Chapitre 71 IOVMEDR
Vous arrivez à Ouesso heureux d'avoir quitté la frontière du Cameroun. Ces villages de frontières sont souvent très spéciaux et peu représentatifs du pays. Vous attendez beaucoup de ce Congo. Il est temps que cela commence.
L'hôtel est vraiment très sympa avec une cour intérieure qui vous permet de garer Lily devant la porte. Il y a un restaurant / bar en face. Les gens vous regardent bizarrement. Ils ne doivent pas en voir souvent, des blancs, dans ce coin reculé du Congo. D'autant plus que vous n'êtes pas obligé de passer par la ville de Ouesso si vous reliez par la route le Cameroun à l'Angola.
Vous décidez de vous installer dans le restaurant pour commander quelques bières, puis votre repas du soir. Comme souvent en Afrique, il y a beaucoup de choses sur la carte, mais lorsque vous commencez à vous renseigner, vous constatez que presque tout est "indisponible ce soir". Vous demandez donc au chef ce qu'il a envie de cuisiner.
Vous ne savez pas si c'est par esprit de contradiction envers les végétariens hollandais ou pour continuer de tester vos limites, il vous propose du singe.
À manger.
Sans réfléchir.
Vous acceptez.
Vous buvez une bière en attendant.
Le singe est servi en sauce, comme une goulash. Le goût est très prononcé, comme lorsque vous mangez de la chasse, du sanglier par exemple. Ce qui vous choque le plus, c'est le côté humanoïde de la viande. Heureusement que c'est pas évident, mais vous sentez bien en bouche que c'est un bout de la queue et quelques doigts.
C'est très surprenant, vous ne vous attendiez pas à cela. Vous êtes plutôt un "viandard" et vous n'êtes pas très préoccupé par la forme et la taille de ce que vous mangez. Vous comprenez très bien le cycle de la vie. Mais le singe, c'est plus que juste le cycle de la vie. Vous retrouvez dans sa forme quelque chose de trop humain. Vous vous souvenez en particulier de cette famille de babouins que vous avez croisée en quittant le Ghana, cette humanité qui habitait leurs yeux, vous terminez votre assiette, mais le pire est à venir.

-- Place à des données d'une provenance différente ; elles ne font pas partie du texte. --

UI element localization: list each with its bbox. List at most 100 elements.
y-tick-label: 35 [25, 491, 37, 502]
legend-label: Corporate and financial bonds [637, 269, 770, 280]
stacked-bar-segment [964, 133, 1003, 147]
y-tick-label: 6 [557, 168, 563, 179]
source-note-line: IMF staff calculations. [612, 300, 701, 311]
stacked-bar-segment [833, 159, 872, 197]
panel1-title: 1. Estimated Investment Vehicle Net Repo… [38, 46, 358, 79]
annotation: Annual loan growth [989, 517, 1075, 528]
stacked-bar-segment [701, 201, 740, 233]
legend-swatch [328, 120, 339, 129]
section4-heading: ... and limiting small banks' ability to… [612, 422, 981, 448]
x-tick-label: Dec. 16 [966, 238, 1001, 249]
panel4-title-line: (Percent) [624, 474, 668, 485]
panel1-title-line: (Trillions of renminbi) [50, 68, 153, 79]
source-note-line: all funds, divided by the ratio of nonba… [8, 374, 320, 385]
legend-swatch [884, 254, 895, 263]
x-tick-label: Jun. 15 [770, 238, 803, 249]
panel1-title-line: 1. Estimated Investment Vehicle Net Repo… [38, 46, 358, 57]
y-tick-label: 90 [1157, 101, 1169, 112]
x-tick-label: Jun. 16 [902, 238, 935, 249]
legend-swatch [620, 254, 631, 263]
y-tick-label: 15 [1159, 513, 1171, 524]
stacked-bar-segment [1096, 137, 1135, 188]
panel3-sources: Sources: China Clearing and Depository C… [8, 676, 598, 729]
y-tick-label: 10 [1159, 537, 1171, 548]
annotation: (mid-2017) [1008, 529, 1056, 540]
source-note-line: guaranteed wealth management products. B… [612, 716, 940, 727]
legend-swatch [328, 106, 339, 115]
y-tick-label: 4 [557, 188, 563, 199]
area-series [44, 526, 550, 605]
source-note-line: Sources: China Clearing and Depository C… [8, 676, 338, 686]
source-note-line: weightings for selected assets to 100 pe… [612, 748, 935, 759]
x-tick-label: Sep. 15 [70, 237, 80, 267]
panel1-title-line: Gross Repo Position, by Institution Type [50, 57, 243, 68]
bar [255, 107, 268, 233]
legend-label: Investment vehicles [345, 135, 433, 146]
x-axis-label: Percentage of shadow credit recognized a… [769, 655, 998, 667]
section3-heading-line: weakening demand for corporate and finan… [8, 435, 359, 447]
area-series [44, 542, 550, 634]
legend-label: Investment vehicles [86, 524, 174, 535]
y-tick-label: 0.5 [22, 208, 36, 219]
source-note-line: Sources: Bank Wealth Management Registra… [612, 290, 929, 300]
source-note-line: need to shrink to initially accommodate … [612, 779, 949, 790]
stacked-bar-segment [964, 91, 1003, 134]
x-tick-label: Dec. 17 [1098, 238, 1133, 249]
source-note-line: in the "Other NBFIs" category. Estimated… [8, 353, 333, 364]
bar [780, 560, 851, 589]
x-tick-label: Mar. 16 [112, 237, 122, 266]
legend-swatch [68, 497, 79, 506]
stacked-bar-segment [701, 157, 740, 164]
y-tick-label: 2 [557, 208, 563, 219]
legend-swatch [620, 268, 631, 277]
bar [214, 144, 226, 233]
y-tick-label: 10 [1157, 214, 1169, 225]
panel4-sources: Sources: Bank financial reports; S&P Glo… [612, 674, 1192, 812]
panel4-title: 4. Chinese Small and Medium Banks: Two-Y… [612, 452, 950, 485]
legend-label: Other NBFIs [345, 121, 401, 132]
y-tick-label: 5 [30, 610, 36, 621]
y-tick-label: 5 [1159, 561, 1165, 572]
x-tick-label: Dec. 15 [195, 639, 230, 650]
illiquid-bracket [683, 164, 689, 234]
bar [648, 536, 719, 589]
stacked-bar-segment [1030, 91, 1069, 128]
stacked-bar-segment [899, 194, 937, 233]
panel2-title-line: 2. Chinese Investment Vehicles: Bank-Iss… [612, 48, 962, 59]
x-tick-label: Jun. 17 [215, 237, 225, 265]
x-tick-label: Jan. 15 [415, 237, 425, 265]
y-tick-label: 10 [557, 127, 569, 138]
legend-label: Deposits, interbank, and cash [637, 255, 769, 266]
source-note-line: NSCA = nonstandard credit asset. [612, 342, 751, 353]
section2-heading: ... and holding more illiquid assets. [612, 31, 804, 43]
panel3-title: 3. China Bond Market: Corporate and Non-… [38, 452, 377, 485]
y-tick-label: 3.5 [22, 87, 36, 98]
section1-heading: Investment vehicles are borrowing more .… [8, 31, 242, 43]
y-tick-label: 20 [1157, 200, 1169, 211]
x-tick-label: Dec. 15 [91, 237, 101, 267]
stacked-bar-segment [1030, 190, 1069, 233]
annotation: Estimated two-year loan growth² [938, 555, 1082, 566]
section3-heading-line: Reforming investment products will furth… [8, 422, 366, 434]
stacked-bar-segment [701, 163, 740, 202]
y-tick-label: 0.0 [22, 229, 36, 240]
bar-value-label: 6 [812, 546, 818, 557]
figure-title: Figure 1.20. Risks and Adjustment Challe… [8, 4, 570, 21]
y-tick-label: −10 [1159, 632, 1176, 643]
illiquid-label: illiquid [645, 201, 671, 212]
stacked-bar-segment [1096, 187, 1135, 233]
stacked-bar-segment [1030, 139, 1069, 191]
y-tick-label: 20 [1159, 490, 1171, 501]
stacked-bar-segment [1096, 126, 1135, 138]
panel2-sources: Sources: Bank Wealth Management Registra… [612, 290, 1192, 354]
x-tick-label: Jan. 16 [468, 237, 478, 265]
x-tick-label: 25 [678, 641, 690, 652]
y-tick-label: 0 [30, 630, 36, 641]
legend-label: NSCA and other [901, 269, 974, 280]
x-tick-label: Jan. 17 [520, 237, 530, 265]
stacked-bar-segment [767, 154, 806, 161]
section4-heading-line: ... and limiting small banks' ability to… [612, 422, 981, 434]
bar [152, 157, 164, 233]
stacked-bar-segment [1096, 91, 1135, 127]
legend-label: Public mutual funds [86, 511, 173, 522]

Vous passerez une nuit compliquée. De savoir ce cousin sous vos dents, cela vous inspire de grandes réflexions sur ce que nous sommes, ce que nous faisons sur Terre et la brièveté de l'existence. Vous philosophez dans votre lit sans trouver le sommeil. Vous vous sentez un peu idiot au réveil. Il y a des problèmes plus graves sur notre planète. Vous adhérez à cette assertion, mais néanmoins, manger du singe fut une expérience très particulière. Vous savez que sauf forcé, ce sera bien la dernière fois.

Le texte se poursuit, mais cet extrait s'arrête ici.